Scott Wiener is running for Congress, and if you're surprised, you haven't been paying attention. The state senator has spent years building a brand as SF's most prolific legislator — bills on housing density, drug policy, tech infrastructure, you name it. A congressional seat feels like the inevitable next chapter.

But here's the thing about running for federal office: you actually have to talk to people. All kinds of people. Even the ones who might push back.

And that's where it gets interesting. As the race takes shape, Wiener has been notably selective about which community groups he shows up for — engaging with friendly rooms while giving the cold shoulder to organizations that might ask harder questions. For a guy positioning himself as a bold, principled progressive-with-common-sense, that's a telling pattern.

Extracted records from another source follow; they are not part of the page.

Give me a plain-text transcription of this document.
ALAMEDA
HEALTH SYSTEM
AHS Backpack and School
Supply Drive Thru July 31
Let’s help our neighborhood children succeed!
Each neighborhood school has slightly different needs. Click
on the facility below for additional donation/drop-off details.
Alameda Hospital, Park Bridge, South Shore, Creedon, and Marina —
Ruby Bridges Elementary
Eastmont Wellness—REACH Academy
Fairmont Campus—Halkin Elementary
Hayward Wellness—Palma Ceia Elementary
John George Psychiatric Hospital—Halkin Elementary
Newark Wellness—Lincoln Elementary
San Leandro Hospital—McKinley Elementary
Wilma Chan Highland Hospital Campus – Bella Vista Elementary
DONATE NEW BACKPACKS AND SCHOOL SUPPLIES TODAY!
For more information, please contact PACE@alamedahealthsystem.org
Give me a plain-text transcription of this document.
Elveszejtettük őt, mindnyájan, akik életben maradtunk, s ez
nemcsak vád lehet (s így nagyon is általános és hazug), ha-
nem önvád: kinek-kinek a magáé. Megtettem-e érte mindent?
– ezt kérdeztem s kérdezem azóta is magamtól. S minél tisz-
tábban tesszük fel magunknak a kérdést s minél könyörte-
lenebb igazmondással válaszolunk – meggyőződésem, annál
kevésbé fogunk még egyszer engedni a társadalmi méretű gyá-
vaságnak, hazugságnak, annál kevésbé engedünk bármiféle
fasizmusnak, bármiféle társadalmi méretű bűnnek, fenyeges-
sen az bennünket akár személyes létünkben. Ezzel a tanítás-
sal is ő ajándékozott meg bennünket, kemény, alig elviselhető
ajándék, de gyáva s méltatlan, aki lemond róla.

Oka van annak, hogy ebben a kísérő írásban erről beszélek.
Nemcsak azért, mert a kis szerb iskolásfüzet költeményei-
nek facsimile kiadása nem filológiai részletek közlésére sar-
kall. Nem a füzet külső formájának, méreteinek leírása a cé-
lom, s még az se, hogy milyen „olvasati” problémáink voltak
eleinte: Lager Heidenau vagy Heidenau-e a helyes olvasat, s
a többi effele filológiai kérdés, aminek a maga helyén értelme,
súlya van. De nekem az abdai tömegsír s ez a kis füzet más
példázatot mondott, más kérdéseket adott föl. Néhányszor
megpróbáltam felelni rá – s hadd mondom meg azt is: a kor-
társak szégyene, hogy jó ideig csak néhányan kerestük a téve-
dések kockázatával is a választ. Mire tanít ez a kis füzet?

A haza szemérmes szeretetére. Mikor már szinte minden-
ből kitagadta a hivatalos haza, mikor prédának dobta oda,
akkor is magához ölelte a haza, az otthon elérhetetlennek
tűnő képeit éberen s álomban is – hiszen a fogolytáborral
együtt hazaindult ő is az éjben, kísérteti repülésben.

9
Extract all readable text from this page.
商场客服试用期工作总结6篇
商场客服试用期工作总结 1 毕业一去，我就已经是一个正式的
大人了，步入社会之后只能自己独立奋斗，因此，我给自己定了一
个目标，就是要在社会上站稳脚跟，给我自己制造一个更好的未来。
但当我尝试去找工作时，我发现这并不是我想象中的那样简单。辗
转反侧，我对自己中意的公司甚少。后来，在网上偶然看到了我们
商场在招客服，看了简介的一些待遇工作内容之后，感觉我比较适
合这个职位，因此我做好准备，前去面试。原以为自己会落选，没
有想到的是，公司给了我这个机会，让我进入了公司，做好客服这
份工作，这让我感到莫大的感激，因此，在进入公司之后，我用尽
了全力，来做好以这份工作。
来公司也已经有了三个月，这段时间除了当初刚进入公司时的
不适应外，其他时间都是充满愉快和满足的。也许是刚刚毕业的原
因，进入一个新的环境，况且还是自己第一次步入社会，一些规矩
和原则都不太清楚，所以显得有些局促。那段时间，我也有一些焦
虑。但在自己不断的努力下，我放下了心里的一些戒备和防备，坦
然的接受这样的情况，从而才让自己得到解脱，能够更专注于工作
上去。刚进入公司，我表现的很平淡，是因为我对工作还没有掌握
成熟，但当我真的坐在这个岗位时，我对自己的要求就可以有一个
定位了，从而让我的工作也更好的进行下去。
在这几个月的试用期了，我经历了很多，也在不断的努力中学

Look, politicians are strategic about their time. That's not new. But there's a difference between efficient campaigning and actively avoiding accountability. Community forums — even contentious ones — are part of the job description. If you can't handle a tough crowd in the Mission or the Sunset, how exactly are you planning to navigate Congress?

Wiener's legislative record is genuinely mixed. He's been right on housing supply. He's been a real voice on transit. But he's also accumulated a habit of governing by press release, racking up headline-friendly bills while the actual machinery of San Francisco continues to creak and groan.

Congress would give him a bigger megaphone. Whether it would give San Francisco better representation is a different question entirely — one voters deserve the chance to ask him directly.

Show up, Scott. All the rooms. That's how this works.